AGAK aneh bahwa Multatuli tak banyak dikutip lagi. Mungkin karena
generasi yang mengenalnya, yang merasa ikut terbakar hatinya --
para pejuang kemerdekaan sebelum 'Angkatan 45' -- sudah makin
tipis. Mungkin juga karena buku semacam Max Havelaar dianggap
hanya berlaku sebagai protes terhadap penjajahan asing, dan kini
tak perlu lagi.
Empat tahun yang lalu Max Havelaar diterjemahkan H.B. Jassin.
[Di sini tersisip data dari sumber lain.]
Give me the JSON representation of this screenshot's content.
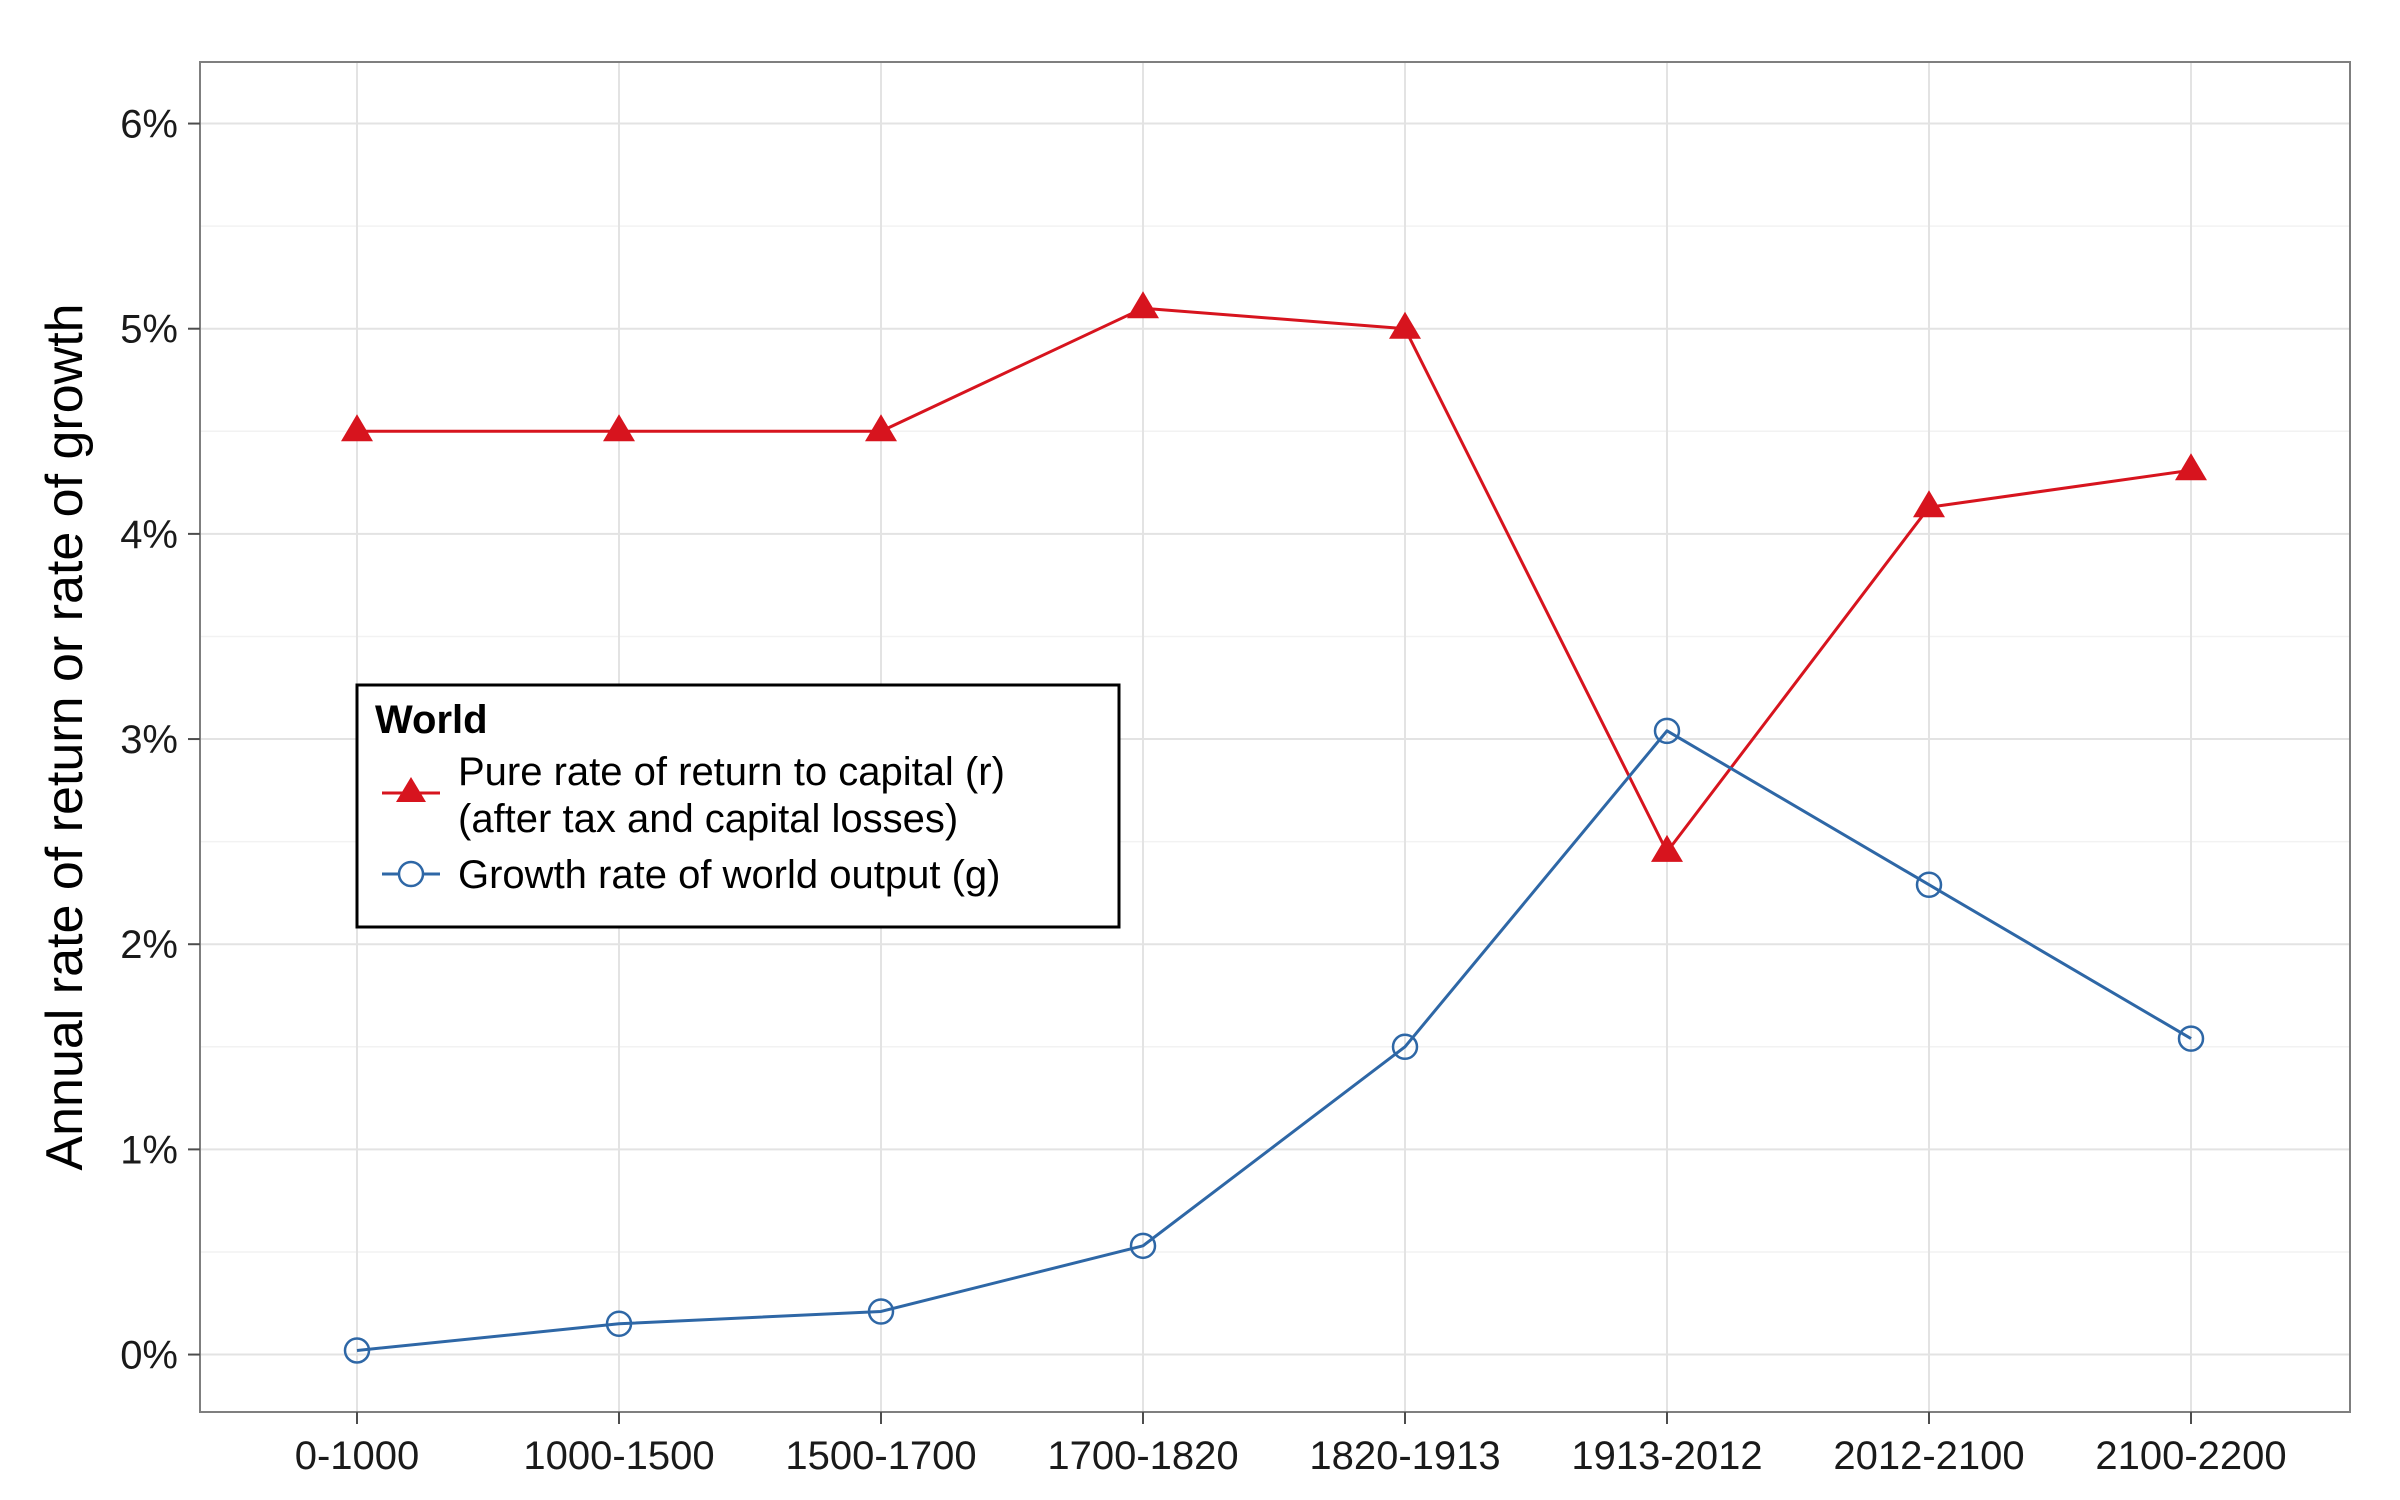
{
  "chart_data": {
    "type": "line",
    "title": "",
    "xlabel": "",
    "ylabel": "Annual rate of return or rate of growth",
    "categories": [
      "0-1000",
      "1000-1500",
      "1500-1700",
      "1700-1820",
      "1820-1913",
      "1913-2012",
      "2012-2100",
      "2100-2200"
    ],
    "y_ticks": [
      0,
      1,
      2,
      3,
      4,
      5,
      6
    ],
    "y_tick_labels": [
      "0%",
      "1%",
      "2%",
      "3%",
      "4%",
      "5%",
      "6%"
    ],
    "ylim": [
      -0.28,
      6.3
    ],
    "grid": true,
    "legend": {
      "title": "World",
      "position": "center-left"
    },
    "series": [
      {
        "name": "Pure rate of return to capital (r)",
        "name_line2": "(after tax and capital losses)",
        "values": [
          4.5,
          4.5,
          4.5,
          5.1,
          5.0,
          2.45,
          4.13,
          4.31
        ],
        "color": "#d7141e",
        "marker": "filled-triangle"
      },
      {
        "name": "Growth rate of world output (g)",
        "values": [
          0.02,
          0.15,
          0.21,
          0.53,
          1.5,
          3.04,
          2.29,
          1.54
        ],
        "color": "#2e67a6",
        "marker": "open-circle"
      }
    ]
  }
}
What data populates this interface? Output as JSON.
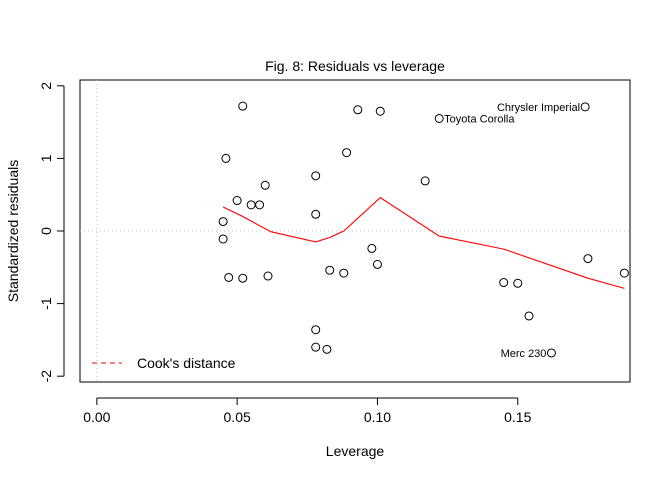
{
  "chart_data": {
    "type": "scatter",
    "title": "Fig. 8: Residuals vs leverage",
    "xlabel": "Leverage",
    "ylabel": "Standardized residuals",
    "xlim": [
      -0.006,
      0.19
    ],
    "ylim": [
      -2.08,
      2.08
    ],
    "x_ticks": [
      0.0,
      0.05,
      0.1,
      0.15
    ],
    "x_tick_labels": [
      "0.00",
      "0.05",
      "0.10",
      "0.15"
    ],
    "y_ticks": [
      -2,
      -1,
      0,
      1,
      2
    ],
    "y_tick_labels": [
      "-2",
      "-1",
      "0",
      "1",
      "2"
    ],
    "grid": false,
    "reference_lines": {
      "hline_y": 0,
      "vline_x": 0,
      "style": "dotted",
      "color": "#c0c0c0"
    },
    "points": [
      {
        "x": 0.052,
        "y": 1.72
      },
      {
        "x": 0.093,
        "y": 1.67
      },
      {
        "x": 0.101,
        "y": 1.65
      },
      {
        "x": 0.174,
        "y": 1.71,
        "label": "Chrysler Imperial"
      },
      {
        "x": 0.122,
        "y": 1.55,
        "label": "Toyota Corolla"
      },
      {
        "x": 0.046,
        "y": 1.0
      },
      {
        "x": 0.089,
        "y": 1.08
      },
      {
        "x": 0.078,
        "y": 0.76
      },
      {
        "x": 0.117,
        "y": 0.69
      },
      {
        "x": 0.06,
        "y": 0.63
      },
      {
        "x": 0.05,
        "y": 0.42
      },
      {
        "x": 0.055,
        "y": 0.36
      },
      {
        "x": 0.058,
        "y": 0.36
      },
      {
        "x": 0.078,
        "y": 0.23
      },
      {
        "x": 0.045,
        "y": 0.13
      },
      {
        "x": 0.045,
        "y": -0.11
      },
      {
        "x": 0.098,
        "y": -0.24
      },
      {
        "x": 0.1,
        "y": -0.46
      },
      {
        "x": 0.083,
        "y": -0.54
      },
      {
        "x": 0.088,
        "y": -0.58
      },
      {
        "x": 0.061,
        "y": -0.62
      },
      {
        "x": 0.047,
        "y": -0.64
      },
      {
        "x": 0.052,
        "y": -0.65
      },
      {
        "x": 0.175,
        "y": -0.38
      },
      {
        "x": 0.188,
        "y": -0.58
      },
      {
        "x": 0.145,
        "y": -0.71
      },
      {
        "x": 0.15,
        "y": -0.72
      },
      {
        "x": 0.154,
        "y": -1.17
      },
      {
        "x": 0.078,
        "y": -1.36
      },
      {
        "x": 0.078,
        "y": -1.6
      },
      {
        "x": 0.082,
        "y": -1.63
      },
      {
        "x": 0.162,
        "y": -1.68,
        "label": "Merc 230"
      }
    ],
    "series": [
      {
        "type": "line",
        "color": "#ff0000",
        "x": [
          0.045,
          0.052,
          0.062,
          0.078,
          0.083,
          0.088,
          0.101,
          0.122,
          0.145,
          0.175,
          0.188
        ],
        "y": [
          0.33,
          0.2,
          -0.01,
          -0.15,
          -0.09,
          0.0,
          0.46,
          -0.07,
          -0.25,
          -0.65,
          -0.79
        ]
      }
    ],
    "legend": {
      "position": "bottom-left",
      "entries": [
        {
          "label": "Cook's distance",
          "color": "#ff0000",
          "style": "dashed"
        }
      ]
    }
  }
}
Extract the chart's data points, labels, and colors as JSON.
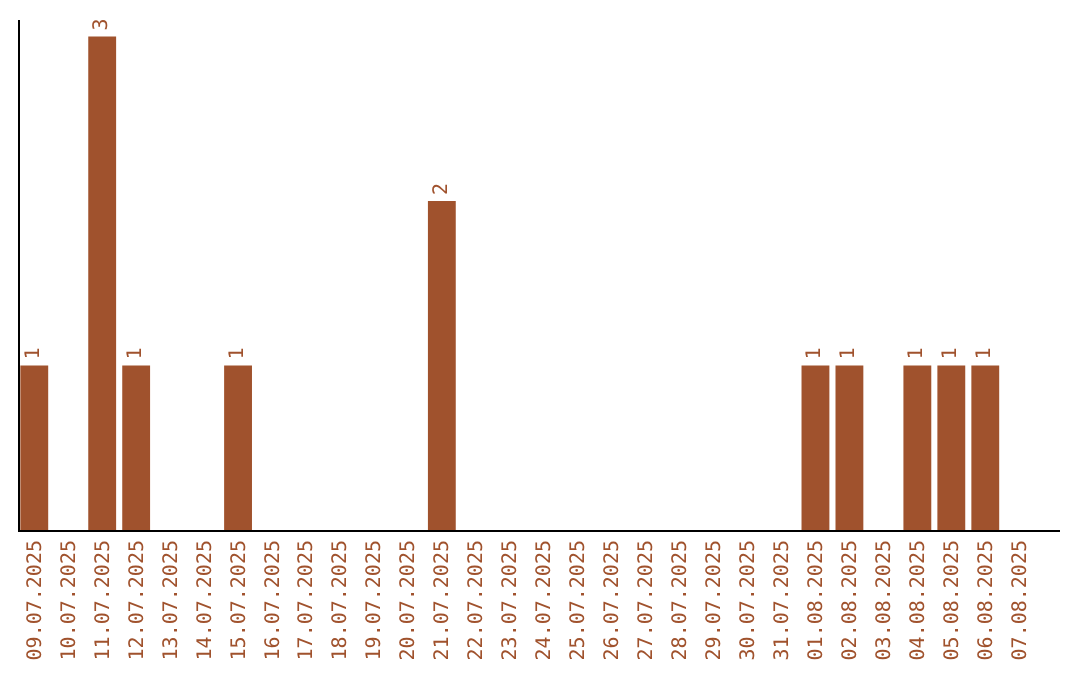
{
  "chart_data": {
    "type": "bar",
    "categories": [
      "09.07.2025",
      "10.07.2025",
      "11.07.2025",
      "12.07.2025",
      "13.07.2025",
      "14.07.2025",
      "15.07.2025",
      "16.07.2025",
      "17.07.2025",
      "18.07.2025",
      "19.07.2025",
      "20.07.2025",
      "21.07.2025",
      "22.07.2025",
      "23.07.2025",
      "24.07.2025",
      "25.07.2025",
      "26.07.2025",
      "27.07.2025",
      "28.07.2025",
      "29.07.2025",
      "30.07.2025",
      "31.07.2025",
      "01.08.2025",
      "02.08.2025",
      "03.08.2025",
      "04.08.2025",
      "05.08.2025",
      "06.08.2025",
      "07.08.2025"
    ],
    "values": [
      1,
      0,
      3,
      1,
      0,
      0,
      1,
      0,
      0,
      0,
      0,
      0,
      2,
      0,
      0,
      0,
      0,
      0,
      0,
      0,
      0,
      0,
      0,
      1,
      1,
      0,
      1,
      1,
      1,
      0
    ],
    "value_labels": [
      "1",
      null,
      "3",
      "1",
      null,
      null,
      "1",
      null,
      null,
      null,
      null,
      null,
      "2",
      null,
      null,
      null,
      null,
      null,
      null,
      null,
      null,
      null,
      null,
      "1",
      "1",
      null,
      "1",
      "1",
      "1",
      null
    ],
    "color": "#a0522d",
    "ylim": [
      0,
      3.1
    ],
    "tick_labels": "x",
    "legend": false
  }
}
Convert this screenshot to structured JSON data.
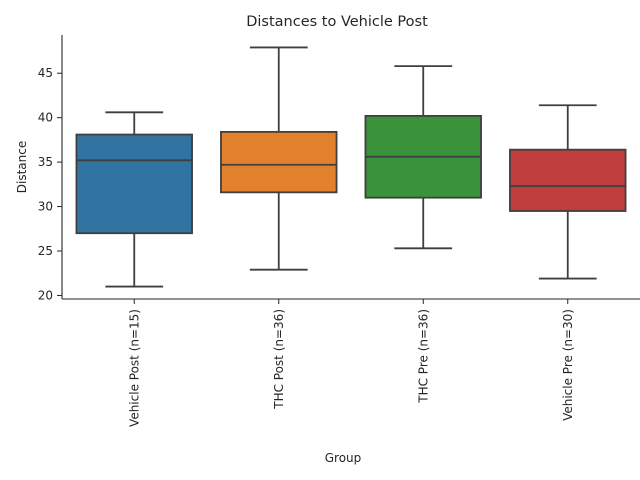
{
  "chart_data": {
    "type": "box",
    "title": "Distances to Vehicle Post",
    "xlabel": "Group",
    "ylabel": "Distance",
    "ylim": [
      19.6,
      49.3
    ],
    "yticks": [
      20,
      25,
      30,
      35,
      40,
      45
    ],
    "ytick_labels": [
      "20",
      "25",
      "30",
      "35",
      "40",
      "45"
    ],
    "grid": false,
    "legend": "none",
    "categories": [
      "Vehicle Post (n=15)",
      "THC Post (n=36)",
      "THC Pre (n=36)",
      "Vehicle Pre (n=30)"
    ],
    "series": [
      {
        "whisker_low": 21.0,
        "q1": 27.0,
        "median": 35.2,
        "q3": 38.1,
        "whisker_high": 40.6,
        "color": "#3274a1"
      },
      {
        "whisker_low": 22.9,
        "q1": 31.6,
        "median": 34.7,
        "q3": 38.4,
        "whisker_high": 47.9,
        "color": "#e1812c"
      },
      {
        "whisker_low": 25.3,
        "q1": 31.0,
        "median": 35.6,
        "q3": 40.2,
        "whisker_high": 45.8,
        "color": "#3a923a"
      },
      {
        "whisker_low": 21.9,
        "q1": 29.5,
        "median": 32.3,
        "q3": 36.4,
        "whisker_high": 41.4,
        "color": "#c03d3e"
      }
    ]
  }
}
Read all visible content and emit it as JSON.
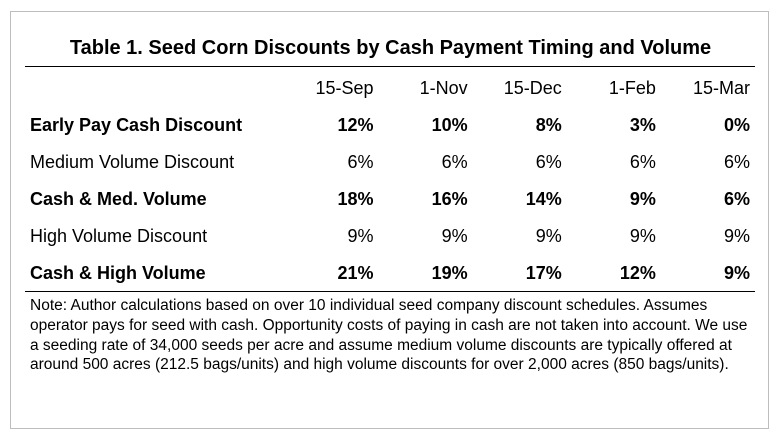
{
  "title": "Table 1. Seed Corn Discounts by Cash Payment Timing and Volume",
  "columns": [
    "15-Sep",
    "1-Nov",
    "15-Dec",
    "1-Feb",
    "15-Mar"
  ],
  "rows": [
    {
      "label": "Early Pay Cash Discount",
      "bold": true,
      "values": [
        "12%",
        "10%",
        "8%",
        "3%",
        "0%"
      ]
    },
    {
      "label": "Medium Volume Discount",
      "bold": false,
      "values": [
        "6%",
        "6%",
        "6%",
        "6%",
        "6%"
      ]
    },
    {
      "label": "Cash & Med. Volume",
      "bold": true,
      "values": [
        "18%",
        "16%",
        "14%",
        "9%",
        "6%"
      ]
    },
    {
      "label": "High Volume Discount",
      "bold": false,
      "values": [
        "9%",
        "9%",
        "9%",
        "9%",
        "9%"
      ]
    },
    {
      "label": "Cash & High Volume",
      "bold": true,
      "values": [
        "21%",
        "19%",
        "17%",
        "12%",
        "9%"
      ]
    }
  ],
  "note": "Note: Author calculations based on over 10 individual seed company discount schedules. Assumes operator pays for seed with cash. Opportunity costs of paying in cash are not taken into account. We use a seeding rate of 34,000 seeds per acre and assume medium volume discounts are typically offered at around 500 acres (212.5 bags/units) and high volume discounts for over 2,000 acres (850 bags/units)."
}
Betulkah ia tak perlu lagi? Bacalah pidato Lebak dari Havelaar,
begitu petuah patriot-patriot tua, dan kau akan tahu kenapa kami
dulu tergugah:
"Katakan kepada saya, bukankah si petani miskin? Bukankah padi
menguning seringkali untuk memberi makan orang yang tiak
menanamnya?"
Rakyat, menurut Havelaar, dihisap oleh para pejabat pribumi. Dan
ia, asisten residen, ingin menegakkan hukum. Baginya bupati
Lebak itu adalah contoh pelaku korupsi yang harus disingkirkan
oleh residen. Tapi residen tidak bersedia menerima usulnya. Max
Havelaar-lah yang malah tersingkir: ia seorang yang ingin
melenyapkan korupsi, tapi jadi korban persekongkolan
penghisapan.
Paling tidak, begitulah tafsiran yang dikehendaki Multatuli.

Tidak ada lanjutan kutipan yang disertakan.